This is a guest blog post by Linas Klimaitis, SysAdmin here at Tesonet.
The evolution of microservice architecture and containers can create quite a headache for the operations team. The way developers are now developing, building, testing and deploying applications is becoming more complex. Thousands of interconnected containers may prevent applications from crashing, but this means operational teams have to manage even more complicated processes. With that, debugging becomes even a bigger hassle – finding what causes the bug requires more thorough investigation and critical thinking than the solution itself.
Where to Begin?
Orchestrating your containers using Kubernetes, Swarm or Mesos Marathon will greatly help with the management part – as long as you have the resources needed to scale certain applications. Using them, you can scale with just a press of the button – new containers will be created and prepared to serve requests from your clients almost immediately. But what if the application containers work just fine in the CI and QA stages, but start crashing in production?
With CI/CD infrastructure in place, development teams can deploy 10, 20 or even more than 100 times during the same day. So, it is very important to make sure your monitoring services are aware of new deployments and notify you of any anomalies that happened after the deployment. And also, allow you to roll-back the application before the clients start noticing issues.
Upgrading existing application to a new version creates a very chaotic environment for users using the service, as requests made from the previous version of the application can be serviced by the new version of the application. Thus, it’s very important to set-up canary deployments that allow the users to finish their requests using the old version and re-route them to the new version once their requests are finished. Otherwise, changes between versions might create undesired and unexpected behaviour which will impact the user experience.
Prepare for the Unexpected
However, even with canary deployments and monitoring tuned, the unexpected happens – timeouts, connection failures and no response from the middleware components are the most common cases of that.
There are many possibilities for why it happens. Garbage collection, master election and packet retransmissions are some of the most common reasons why distributed systems fail to respond to clients’ requests. Developers often spend a lot of time debugging their application as the 50th, 75th or even 90th percentile connectivity from the application to the middleware seems to be just fine, but the application still fails to connect 1 in 1000 times. Misconfigured firewalls or misconfigured middleware servers are the primary suspects, but it can be difficult to tell exactly whether the client or server is misbehaving.

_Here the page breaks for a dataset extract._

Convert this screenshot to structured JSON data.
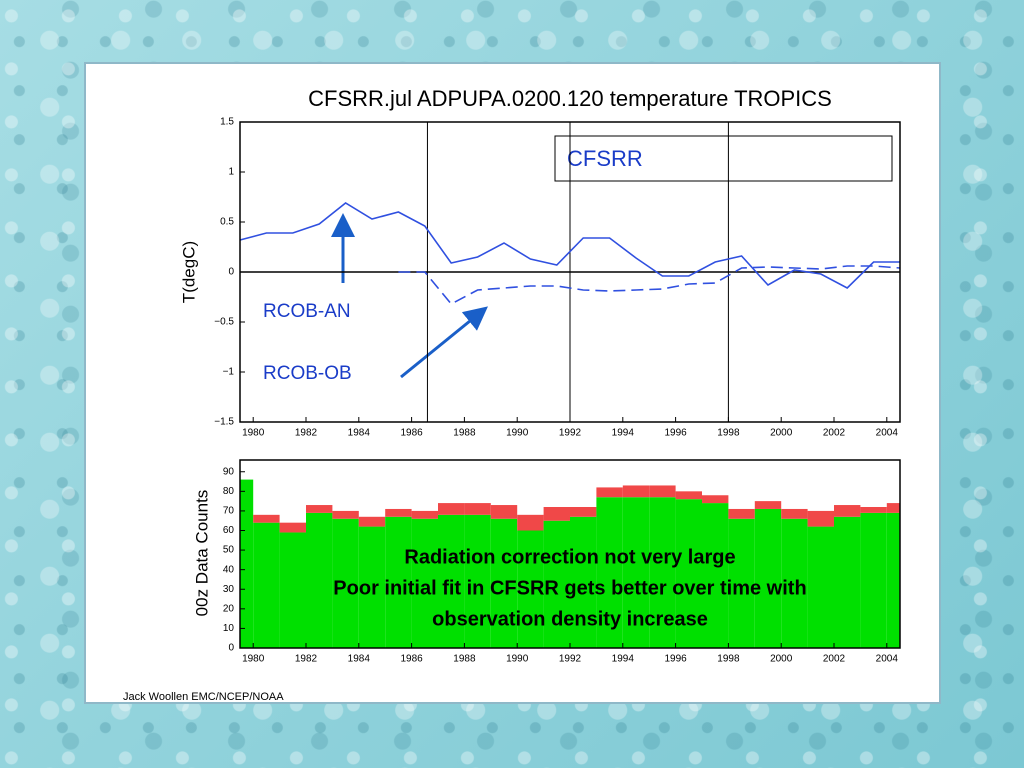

That’s why it’s very important to implement some form of tracing between the components. This allows both the development and operations teams to see whether the application sent the request, whether it was acknowledged by the middleware server, and which application container and middleware server exactly served which request. It will allow you to find the culprits without going through every server and every container manually.

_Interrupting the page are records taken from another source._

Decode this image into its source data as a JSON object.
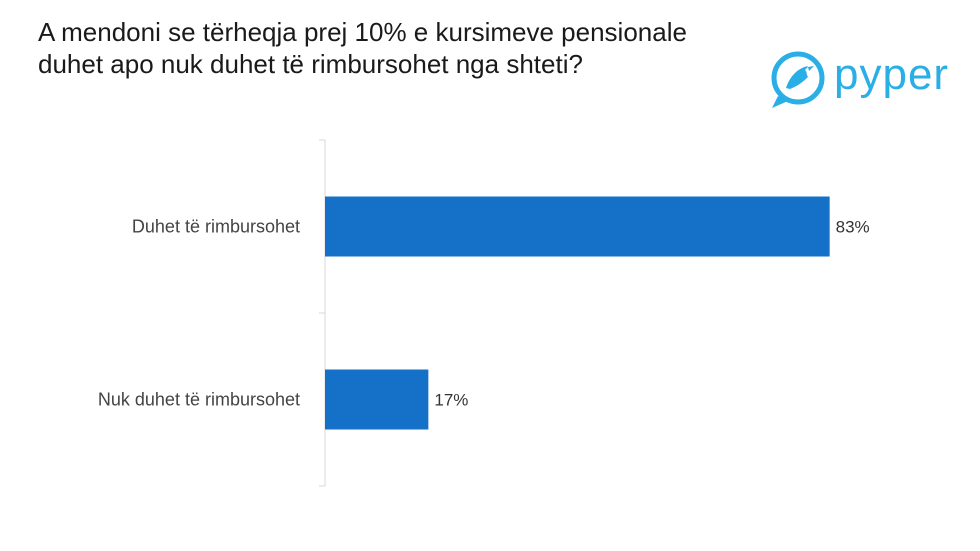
{
  "chart_data": {
    "type": "bar",
    "orientation": "horizontal",
    "title": "A mendoni se tërheqja prej 10% e kursimeve pensionale duhet apo nuk duhet të rimbursohet nga shteti?",
    "categories": [
      "Duhet të rimbursohet",
      "Nuk duhet të rimbursohet"
    ],
    "values": [
      83,
      17
    ],
    "value_labels": [
      "83%",
      "17%"
    ],
    "xlim": [
      0,
      100
    ],
    "bar_color": "#1570c8",
    "grid": false,
    "legend": "none"
  },
  "brand": {
    "name": "pyper",
    "color": "#29aee6"
  }
}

Retain Good User Experience
Sometimes even being able to reproduce the bug does not solve the issue. Distributed systems are not 100% reliable – even the internet is operating at around 1% packet loss. So our applications should be resilient – designed and planned around transient failures. Implementing timeouts and retries in the application will make sure that transient errors won’t impact user experience, and circuit breaking will make sure that the application won’t try to contact failed services until their issues have been resolved and it’s safe to do so. Thus, it’s best to decouple the application code from the code that handles and tries to recover from network failures from outside the application by utilising service meshes.
One of the most popular one today is Istio. It allows you to implement circuit breaking, tracing, traffic shifting, canary deployments and even fault injection from outside the application code. By leveraging the Envoy proxy developed by Lyft, Istio allows operations team to configure the services to temporarily have longer timeouts and gradually shift traffic to newly upgraded database servers and roll-back traffic to previous, if needed, without sacrificing availability of the application or disrupting the service for the client. It also allows the developers to see how the requests inside the mesh are routed, which endpoints are most error-prone or sluggish and optimise the resiliency of the application without blindly guessing why some services tend to be much slower when certain requests are being made to the application.
While there is no CI system that will ensure all of the bugs are fixed before the application is released, there’s still something you can do. Designing your application to be lean, modular and resilient, allows you to not only spend less time troubleshooting, but also work more on improving the user experience and delivering the best possible product at the fastest possible time.